How to safely Catch & Release Fish

Catching a trout is an amazing experience any angler likes to have. But when it comes to safely catching and releasing trout properly, many people overlook some important points that prevent trout from dying after being caught. Always handle the trout with care, so other people can enjoy them.

Follow these steps to ensure you’re not damaging trout when you catch it:
  1. Use barbless hooks. They are much easier and faster to remove from the fish mouth and they’re proven to cause less damage to it.
  2. Use a rubber net. Rubberized nets (without knots) are designed to maintain as much of the slimy skin coating as possible. Other nets made from different materials, often harm the fish, and make removing flies more difficult. Wet the net before using it.
  3. Handle as little as possible with wet hands only.  Wet hands are less likely to damage the protective slimy layer that helps protect the fish’s skin from disease. If you’re holding it for pictures, use both hands to support it at the vent and the pectoral fins, and don’t ever squeeze it for a better grip.
  4. Quickly place trout in a rubber net. The sooner you get them in the net the better. When you exhaust trout in the fight, lactic acid builds up in its body. This can cause the fish to die eventually even after it manages to swim away. A general rule, if you can reduce the fight to under 2 minutes it really helps swing the tide in favour of the trout.

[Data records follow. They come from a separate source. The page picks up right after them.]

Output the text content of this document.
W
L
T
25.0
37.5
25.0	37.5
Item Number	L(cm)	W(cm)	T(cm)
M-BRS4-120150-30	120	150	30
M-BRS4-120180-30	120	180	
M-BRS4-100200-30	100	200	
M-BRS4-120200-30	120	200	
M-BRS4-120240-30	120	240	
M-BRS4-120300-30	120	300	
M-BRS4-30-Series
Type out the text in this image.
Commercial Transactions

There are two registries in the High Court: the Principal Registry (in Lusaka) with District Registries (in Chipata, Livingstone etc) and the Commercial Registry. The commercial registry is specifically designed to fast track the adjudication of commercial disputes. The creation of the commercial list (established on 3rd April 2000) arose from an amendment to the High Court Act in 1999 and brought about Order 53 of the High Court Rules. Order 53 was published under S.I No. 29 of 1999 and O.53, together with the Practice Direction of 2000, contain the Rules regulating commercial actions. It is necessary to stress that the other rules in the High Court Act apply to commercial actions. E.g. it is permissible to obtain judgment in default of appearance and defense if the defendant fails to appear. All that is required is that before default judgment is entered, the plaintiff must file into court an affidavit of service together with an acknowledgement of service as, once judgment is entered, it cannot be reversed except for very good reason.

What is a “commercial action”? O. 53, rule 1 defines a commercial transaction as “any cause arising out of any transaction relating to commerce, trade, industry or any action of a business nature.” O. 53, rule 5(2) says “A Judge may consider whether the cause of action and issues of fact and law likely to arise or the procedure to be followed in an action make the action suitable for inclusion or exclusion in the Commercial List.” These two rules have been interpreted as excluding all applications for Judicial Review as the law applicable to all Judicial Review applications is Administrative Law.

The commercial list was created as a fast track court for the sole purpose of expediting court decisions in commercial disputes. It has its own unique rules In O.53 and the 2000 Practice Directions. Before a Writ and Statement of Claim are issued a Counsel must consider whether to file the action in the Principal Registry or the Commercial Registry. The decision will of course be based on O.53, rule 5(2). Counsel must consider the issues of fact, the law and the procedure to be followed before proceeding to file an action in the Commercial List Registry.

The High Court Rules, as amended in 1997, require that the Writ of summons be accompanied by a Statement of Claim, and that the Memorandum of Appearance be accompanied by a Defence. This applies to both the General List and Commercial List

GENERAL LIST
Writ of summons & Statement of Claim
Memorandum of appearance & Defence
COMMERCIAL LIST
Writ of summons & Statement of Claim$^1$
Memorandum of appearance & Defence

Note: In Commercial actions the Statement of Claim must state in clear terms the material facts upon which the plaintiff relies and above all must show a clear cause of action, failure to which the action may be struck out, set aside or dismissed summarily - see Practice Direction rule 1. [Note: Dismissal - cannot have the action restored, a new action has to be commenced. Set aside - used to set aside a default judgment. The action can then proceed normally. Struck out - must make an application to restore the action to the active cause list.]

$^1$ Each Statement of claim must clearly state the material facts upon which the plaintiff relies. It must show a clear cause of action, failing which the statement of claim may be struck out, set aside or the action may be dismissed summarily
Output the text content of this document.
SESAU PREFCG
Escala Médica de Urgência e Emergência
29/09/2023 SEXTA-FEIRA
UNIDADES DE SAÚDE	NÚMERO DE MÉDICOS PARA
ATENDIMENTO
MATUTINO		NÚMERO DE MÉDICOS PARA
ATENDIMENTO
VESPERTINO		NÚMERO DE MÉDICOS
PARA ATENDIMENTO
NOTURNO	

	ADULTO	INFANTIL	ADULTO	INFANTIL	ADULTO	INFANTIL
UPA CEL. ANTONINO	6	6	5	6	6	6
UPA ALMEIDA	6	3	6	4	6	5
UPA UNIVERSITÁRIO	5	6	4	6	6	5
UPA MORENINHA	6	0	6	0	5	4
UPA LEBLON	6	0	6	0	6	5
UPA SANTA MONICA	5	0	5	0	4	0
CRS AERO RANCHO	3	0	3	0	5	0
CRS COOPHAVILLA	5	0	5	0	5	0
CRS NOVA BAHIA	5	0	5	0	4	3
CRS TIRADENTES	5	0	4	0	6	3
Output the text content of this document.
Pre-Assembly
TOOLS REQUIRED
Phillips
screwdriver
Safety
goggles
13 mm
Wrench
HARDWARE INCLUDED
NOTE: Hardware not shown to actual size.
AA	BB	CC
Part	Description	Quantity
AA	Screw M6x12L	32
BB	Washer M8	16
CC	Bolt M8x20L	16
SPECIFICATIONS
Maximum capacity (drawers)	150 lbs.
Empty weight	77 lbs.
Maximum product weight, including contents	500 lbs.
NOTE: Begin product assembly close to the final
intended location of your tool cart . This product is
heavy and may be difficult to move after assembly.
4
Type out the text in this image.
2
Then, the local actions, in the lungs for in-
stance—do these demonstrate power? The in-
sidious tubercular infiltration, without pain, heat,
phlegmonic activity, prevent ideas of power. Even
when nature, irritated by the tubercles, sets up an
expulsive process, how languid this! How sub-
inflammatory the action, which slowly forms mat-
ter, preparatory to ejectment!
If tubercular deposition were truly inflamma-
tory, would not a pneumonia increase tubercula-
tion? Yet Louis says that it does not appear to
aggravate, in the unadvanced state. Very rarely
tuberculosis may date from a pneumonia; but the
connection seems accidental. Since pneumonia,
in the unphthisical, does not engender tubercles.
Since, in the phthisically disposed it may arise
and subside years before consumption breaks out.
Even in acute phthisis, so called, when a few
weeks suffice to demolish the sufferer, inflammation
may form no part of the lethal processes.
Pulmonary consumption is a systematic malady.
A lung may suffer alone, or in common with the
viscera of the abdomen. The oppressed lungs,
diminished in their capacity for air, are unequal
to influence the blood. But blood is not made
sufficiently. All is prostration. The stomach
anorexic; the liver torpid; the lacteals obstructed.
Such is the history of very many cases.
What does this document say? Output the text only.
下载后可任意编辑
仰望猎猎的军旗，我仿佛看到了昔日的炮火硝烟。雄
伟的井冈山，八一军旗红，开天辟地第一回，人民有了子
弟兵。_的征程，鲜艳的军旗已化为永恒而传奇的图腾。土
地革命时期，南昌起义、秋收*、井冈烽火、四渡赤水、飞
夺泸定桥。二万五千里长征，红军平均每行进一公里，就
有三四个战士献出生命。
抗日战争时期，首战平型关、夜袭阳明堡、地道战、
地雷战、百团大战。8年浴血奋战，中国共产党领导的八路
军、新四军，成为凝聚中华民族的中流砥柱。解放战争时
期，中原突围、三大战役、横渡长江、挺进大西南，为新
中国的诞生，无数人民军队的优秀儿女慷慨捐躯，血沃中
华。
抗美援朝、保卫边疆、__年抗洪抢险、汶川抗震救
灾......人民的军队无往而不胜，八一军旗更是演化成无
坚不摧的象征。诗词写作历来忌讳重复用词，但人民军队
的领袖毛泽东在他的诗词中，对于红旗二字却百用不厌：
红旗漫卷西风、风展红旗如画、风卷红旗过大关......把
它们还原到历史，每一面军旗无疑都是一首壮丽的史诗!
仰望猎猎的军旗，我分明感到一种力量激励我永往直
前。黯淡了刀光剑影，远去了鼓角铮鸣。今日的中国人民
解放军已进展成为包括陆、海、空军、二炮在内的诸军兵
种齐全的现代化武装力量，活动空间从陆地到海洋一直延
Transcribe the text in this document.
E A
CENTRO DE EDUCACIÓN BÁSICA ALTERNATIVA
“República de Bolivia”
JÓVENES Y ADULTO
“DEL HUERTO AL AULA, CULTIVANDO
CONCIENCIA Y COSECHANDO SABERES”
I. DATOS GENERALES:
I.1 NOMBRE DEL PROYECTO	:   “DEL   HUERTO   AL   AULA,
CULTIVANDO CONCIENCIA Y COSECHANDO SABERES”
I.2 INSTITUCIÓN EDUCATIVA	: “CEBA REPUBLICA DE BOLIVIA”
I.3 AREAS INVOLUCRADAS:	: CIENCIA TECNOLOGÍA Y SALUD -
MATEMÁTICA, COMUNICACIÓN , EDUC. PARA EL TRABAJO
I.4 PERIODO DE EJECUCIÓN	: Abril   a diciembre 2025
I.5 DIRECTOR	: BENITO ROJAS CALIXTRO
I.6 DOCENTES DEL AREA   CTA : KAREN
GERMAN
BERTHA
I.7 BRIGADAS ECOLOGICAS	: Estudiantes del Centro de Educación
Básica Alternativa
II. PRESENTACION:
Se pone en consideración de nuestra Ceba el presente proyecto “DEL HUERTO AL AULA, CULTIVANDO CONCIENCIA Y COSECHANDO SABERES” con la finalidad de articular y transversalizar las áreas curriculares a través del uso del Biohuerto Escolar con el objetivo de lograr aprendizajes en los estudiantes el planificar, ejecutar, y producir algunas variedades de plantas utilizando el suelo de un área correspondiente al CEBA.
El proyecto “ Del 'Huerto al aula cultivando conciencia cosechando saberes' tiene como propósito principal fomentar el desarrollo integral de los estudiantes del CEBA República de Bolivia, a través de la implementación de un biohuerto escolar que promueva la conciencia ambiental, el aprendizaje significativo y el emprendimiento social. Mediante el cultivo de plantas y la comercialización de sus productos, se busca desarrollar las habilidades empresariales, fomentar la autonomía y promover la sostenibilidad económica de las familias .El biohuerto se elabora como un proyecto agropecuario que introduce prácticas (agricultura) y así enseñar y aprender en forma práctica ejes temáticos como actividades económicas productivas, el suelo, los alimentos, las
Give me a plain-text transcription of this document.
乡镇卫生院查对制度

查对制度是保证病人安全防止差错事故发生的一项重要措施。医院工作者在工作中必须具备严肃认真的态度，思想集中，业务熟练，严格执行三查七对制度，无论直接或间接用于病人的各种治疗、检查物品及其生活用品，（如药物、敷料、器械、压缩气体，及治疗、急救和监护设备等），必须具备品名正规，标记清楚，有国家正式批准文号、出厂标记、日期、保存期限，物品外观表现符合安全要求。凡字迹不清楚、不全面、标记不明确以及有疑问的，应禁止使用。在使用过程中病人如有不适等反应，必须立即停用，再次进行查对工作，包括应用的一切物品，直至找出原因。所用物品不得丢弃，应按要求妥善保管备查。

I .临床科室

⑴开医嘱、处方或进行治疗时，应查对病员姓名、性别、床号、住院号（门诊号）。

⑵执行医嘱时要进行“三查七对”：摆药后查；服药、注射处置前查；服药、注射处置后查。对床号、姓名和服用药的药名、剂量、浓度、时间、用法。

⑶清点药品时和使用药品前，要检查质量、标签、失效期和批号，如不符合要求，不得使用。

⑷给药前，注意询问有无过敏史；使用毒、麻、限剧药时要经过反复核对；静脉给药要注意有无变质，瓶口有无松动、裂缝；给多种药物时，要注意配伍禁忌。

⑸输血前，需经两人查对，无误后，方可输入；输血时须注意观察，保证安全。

  5. Keep trout in the water. Trout can only breath in the water so it's best to only get it out of the water for a brief time. Think about how long you can hold your breath. It’s safer to do your measurement and take photos while the trout is in the net in the water. Never lay trout out on the ground for a picture. 
  6. Use a release tool to remove the hook. Fishing pliers are an easy and fast way to ensure that you removed the hook without cuts or any sort of damage. Be careful not to squeeze the trout to keep it stable while removing the hook because this damages its internal organs. If it’s deeply hooked it’s less damaging to cut the hook and leave it behind.
  7. Point their nose into the water. It’s important to oxygenate the trout and keep holding it until it gains strength before you release it. Don’t let it go until it gives strong tail-swimming movements and tries to escape your grip.